After graduating, instead of entering the traditional food industry, he decided to chase a long-held dream: opening his own restaurant, named in honor of his grandmother.
"I've tried almost every Michelin-starred restaurant in New York, many of them more than three times," he told China Daily.
Through those experiences, he realized something was missing: The city had "countless excellent and traditional" Chinese restaurants, from Sichuan to Cantonese, but very few presented Chinese cuisine through contemporary fine-dining.
"Chinese cuisine in New York City can feel very 'static', but we don't see it as just a fixed category — we want to elevate it," Linette, the managing partner, told China Daily. "Chinese food and culture involve a lot of techniques and skills, and many classic traditions are already reflected in the dishes served in restaurants."
Refined interpretations
The early days were challenging.

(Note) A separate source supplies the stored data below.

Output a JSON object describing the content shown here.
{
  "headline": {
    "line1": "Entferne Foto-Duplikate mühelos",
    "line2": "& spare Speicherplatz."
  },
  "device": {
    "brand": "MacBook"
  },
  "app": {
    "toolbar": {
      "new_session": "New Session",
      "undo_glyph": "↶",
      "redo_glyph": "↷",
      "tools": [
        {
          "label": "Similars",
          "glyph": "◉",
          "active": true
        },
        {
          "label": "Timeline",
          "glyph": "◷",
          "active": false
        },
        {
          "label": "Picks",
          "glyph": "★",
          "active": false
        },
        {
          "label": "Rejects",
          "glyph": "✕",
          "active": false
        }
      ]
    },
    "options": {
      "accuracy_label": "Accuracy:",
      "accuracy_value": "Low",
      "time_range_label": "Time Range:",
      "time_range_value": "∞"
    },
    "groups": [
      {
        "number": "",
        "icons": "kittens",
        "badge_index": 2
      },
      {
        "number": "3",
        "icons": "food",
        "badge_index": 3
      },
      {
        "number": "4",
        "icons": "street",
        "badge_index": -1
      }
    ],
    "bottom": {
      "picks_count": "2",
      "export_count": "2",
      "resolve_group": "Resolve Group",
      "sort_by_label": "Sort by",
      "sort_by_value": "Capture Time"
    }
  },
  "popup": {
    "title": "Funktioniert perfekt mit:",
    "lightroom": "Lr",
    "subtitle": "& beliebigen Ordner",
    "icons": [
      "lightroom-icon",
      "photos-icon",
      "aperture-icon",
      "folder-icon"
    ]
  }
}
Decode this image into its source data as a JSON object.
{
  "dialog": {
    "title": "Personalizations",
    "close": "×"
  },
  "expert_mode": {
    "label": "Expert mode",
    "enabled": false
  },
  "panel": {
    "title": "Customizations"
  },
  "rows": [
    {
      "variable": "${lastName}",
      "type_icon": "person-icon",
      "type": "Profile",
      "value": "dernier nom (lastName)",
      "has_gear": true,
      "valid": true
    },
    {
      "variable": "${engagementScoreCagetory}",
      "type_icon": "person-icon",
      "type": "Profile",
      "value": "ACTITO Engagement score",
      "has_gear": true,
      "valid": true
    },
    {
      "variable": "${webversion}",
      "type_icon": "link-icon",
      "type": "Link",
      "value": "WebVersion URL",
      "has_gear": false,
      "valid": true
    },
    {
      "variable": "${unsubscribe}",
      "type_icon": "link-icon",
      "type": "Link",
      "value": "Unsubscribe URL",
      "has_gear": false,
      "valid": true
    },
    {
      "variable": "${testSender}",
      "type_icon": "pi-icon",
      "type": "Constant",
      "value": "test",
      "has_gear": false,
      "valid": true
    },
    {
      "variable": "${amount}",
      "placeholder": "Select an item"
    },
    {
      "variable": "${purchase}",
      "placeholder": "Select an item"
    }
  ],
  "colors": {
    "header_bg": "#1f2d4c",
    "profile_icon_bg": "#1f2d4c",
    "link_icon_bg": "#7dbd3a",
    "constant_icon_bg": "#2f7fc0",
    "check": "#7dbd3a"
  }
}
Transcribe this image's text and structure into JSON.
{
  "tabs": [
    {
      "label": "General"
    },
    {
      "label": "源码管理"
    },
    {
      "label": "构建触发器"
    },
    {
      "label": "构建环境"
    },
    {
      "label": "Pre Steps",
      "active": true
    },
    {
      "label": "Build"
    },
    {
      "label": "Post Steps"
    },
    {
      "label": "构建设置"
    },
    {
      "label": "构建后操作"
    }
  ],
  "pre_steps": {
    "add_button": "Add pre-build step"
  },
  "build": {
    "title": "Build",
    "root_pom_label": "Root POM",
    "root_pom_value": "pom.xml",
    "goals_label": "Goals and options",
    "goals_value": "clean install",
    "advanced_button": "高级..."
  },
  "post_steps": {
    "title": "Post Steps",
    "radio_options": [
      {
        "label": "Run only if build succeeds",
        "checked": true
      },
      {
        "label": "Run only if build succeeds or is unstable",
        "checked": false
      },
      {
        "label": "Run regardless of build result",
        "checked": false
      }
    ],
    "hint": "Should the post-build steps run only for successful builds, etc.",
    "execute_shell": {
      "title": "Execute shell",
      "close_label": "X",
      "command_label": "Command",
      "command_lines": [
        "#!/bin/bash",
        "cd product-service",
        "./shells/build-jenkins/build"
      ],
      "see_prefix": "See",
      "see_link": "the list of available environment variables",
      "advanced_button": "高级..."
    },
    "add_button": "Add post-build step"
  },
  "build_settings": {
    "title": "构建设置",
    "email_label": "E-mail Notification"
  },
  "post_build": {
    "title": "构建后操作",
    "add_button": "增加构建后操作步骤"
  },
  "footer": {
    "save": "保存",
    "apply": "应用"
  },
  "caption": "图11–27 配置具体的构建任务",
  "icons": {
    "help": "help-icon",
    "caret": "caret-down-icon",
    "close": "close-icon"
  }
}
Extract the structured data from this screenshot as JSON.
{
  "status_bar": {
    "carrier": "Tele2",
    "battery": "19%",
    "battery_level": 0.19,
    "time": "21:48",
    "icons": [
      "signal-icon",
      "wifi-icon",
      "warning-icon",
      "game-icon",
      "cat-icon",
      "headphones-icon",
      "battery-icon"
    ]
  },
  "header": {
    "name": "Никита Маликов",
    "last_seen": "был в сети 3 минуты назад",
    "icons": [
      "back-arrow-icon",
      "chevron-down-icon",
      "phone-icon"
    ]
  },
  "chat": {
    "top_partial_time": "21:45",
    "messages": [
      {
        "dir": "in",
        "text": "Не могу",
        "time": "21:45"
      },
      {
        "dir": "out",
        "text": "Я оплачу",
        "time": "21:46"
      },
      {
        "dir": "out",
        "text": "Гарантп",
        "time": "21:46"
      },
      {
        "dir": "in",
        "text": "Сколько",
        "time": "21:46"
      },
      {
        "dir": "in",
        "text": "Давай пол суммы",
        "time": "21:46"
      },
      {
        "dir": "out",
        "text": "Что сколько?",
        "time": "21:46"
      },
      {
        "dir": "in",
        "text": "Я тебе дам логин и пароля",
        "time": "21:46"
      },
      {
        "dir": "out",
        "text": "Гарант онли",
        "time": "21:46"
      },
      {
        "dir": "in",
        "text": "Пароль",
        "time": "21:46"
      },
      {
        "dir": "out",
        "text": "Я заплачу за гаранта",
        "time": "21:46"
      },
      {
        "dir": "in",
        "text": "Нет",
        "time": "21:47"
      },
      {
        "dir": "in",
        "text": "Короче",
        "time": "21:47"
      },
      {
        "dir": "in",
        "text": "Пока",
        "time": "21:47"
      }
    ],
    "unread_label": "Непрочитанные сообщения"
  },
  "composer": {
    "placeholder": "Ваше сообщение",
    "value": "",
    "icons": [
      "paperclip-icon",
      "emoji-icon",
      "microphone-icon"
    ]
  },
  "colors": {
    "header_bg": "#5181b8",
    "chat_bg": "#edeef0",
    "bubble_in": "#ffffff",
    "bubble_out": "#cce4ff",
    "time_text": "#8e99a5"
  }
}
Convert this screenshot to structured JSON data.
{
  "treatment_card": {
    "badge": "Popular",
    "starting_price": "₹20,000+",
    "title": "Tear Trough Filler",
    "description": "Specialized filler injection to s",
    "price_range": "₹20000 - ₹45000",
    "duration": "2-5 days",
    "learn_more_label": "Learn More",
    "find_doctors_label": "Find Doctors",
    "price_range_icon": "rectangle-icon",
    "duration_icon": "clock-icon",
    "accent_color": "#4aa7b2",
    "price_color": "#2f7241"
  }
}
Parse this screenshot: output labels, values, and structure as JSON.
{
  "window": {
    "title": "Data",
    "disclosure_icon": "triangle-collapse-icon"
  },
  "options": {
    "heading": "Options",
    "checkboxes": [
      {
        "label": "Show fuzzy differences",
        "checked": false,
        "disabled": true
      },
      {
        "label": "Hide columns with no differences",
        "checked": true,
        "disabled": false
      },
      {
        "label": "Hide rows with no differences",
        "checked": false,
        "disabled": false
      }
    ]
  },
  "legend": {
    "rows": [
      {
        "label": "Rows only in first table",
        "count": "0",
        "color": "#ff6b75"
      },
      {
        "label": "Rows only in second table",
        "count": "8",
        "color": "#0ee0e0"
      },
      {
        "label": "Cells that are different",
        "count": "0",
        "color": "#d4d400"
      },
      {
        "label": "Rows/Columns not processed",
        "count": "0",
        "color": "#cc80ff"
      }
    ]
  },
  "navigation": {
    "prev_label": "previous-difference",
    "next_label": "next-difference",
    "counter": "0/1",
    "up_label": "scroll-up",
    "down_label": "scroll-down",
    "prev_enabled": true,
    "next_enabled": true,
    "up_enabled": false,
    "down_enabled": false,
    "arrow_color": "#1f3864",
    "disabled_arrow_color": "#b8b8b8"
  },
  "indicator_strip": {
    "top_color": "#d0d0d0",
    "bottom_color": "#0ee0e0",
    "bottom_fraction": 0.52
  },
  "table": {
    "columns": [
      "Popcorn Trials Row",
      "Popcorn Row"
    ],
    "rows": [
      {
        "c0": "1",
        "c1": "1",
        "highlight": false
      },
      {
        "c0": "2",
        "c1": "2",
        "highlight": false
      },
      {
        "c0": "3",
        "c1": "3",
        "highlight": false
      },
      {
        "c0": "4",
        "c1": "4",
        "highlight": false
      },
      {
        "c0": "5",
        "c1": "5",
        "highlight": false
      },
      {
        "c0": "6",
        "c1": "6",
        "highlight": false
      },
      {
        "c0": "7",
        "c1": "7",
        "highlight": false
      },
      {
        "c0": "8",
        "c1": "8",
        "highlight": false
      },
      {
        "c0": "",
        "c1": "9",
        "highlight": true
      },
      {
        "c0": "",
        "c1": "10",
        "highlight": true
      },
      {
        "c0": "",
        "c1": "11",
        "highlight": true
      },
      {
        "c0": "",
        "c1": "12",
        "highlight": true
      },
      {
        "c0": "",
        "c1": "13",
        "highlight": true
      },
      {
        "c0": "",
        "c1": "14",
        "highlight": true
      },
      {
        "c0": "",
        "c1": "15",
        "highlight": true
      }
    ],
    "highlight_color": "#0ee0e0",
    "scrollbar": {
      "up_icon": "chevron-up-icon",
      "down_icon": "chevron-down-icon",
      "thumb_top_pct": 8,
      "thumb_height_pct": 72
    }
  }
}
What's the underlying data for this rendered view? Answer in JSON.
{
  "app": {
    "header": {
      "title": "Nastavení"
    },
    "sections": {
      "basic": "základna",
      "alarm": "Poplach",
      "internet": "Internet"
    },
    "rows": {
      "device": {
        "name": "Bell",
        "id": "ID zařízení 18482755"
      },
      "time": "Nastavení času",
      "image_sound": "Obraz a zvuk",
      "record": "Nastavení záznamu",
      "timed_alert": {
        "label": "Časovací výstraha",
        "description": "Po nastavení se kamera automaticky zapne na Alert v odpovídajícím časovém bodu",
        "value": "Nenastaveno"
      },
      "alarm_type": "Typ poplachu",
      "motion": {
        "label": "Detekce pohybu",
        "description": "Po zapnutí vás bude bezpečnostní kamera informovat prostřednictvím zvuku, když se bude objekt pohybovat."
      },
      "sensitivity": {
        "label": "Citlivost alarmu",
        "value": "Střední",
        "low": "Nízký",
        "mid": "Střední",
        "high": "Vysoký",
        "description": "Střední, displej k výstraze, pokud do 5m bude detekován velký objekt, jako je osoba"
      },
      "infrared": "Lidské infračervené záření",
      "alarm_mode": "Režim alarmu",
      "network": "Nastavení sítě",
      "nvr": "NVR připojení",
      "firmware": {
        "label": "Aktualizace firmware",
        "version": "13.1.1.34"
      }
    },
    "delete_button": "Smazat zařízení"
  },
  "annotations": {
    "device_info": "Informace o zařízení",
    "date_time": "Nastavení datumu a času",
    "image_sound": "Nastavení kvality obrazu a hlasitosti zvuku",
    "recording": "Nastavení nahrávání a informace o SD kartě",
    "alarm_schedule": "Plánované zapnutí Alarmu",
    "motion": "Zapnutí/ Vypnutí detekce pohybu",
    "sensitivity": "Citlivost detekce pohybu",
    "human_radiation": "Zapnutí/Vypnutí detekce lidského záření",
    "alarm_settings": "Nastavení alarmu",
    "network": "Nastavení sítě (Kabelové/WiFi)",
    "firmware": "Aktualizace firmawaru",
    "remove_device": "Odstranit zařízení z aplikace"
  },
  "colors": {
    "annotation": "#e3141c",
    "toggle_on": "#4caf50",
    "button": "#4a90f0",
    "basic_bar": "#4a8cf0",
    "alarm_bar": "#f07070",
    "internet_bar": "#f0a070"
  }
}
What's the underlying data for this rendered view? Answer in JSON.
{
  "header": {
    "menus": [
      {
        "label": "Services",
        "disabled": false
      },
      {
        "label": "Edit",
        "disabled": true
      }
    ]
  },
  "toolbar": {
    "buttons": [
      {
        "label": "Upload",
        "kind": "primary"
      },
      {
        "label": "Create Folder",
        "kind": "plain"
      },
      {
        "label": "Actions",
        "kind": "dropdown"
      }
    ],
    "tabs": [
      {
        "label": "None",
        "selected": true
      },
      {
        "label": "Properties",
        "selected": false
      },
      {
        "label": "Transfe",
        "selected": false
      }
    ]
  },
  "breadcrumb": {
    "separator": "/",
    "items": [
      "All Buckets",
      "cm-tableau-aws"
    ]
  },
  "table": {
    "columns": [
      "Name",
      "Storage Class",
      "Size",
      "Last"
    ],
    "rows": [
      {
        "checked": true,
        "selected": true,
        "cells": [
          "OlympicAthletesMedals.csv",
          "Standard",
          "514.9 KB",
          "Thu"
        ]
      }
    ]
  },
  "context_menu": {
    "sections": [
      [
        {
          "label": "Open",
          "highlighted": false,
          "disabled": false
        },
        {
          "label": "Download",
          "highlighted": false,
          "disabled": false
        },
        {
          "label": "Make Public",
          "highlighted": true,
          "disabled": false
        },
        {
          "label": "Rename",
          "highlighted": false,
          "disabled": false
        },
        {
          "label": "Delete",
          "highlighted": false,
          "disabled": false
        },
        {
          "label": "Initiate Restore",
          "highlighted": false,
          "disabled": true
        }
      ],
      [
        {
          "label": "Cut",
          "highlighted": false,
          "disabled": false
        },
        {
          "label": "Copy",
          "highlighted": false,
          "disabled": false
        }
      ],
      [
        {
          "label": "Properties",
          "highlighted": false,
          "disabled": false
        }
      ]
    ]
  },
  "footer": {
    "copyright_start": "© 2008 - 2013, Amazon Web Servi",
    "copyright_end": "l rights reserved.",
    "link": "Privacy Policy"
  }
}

US diners were often unfamiliar with refined interpretations of Chinese flavors, while some Chinese diners expected more traditional dishes.
"We were in an awkward position," Linette recalled. "Local diners didn't fully understand Chinese cuisine, and some Chinese diners felt this wasn't the Chinese food they were used to."
But as recognition grew, so did the audience for Yingtao's innovative approach.
The new menu places even stronger emphasis on Chinese flavors while maintaining a fine-dining presentation. Many dishes reinterpret familiar classics.
For example, one dish is inspired by the Cantonese dim sum classic lo mai gai (sticky rice wrapped in lotus leaf). Rather than wrapping the rice in the traditional way, the chefs stuff sticky rice, Chinese sausage and salted egg yolk inside a chicken wing.
Earning a Michelin star is not the final goal, Linette said.
"It's not necessarily about prestige, but about visibility and representation. It's about trying to find a platform for Chinese cuisine to stand against, like all the other Asian cuisines happening in the city. It gives a lot of leverage," she said.
"We're not trying to replace traditional Chinese restaurants," her husband said. "What we want is to show another possibility."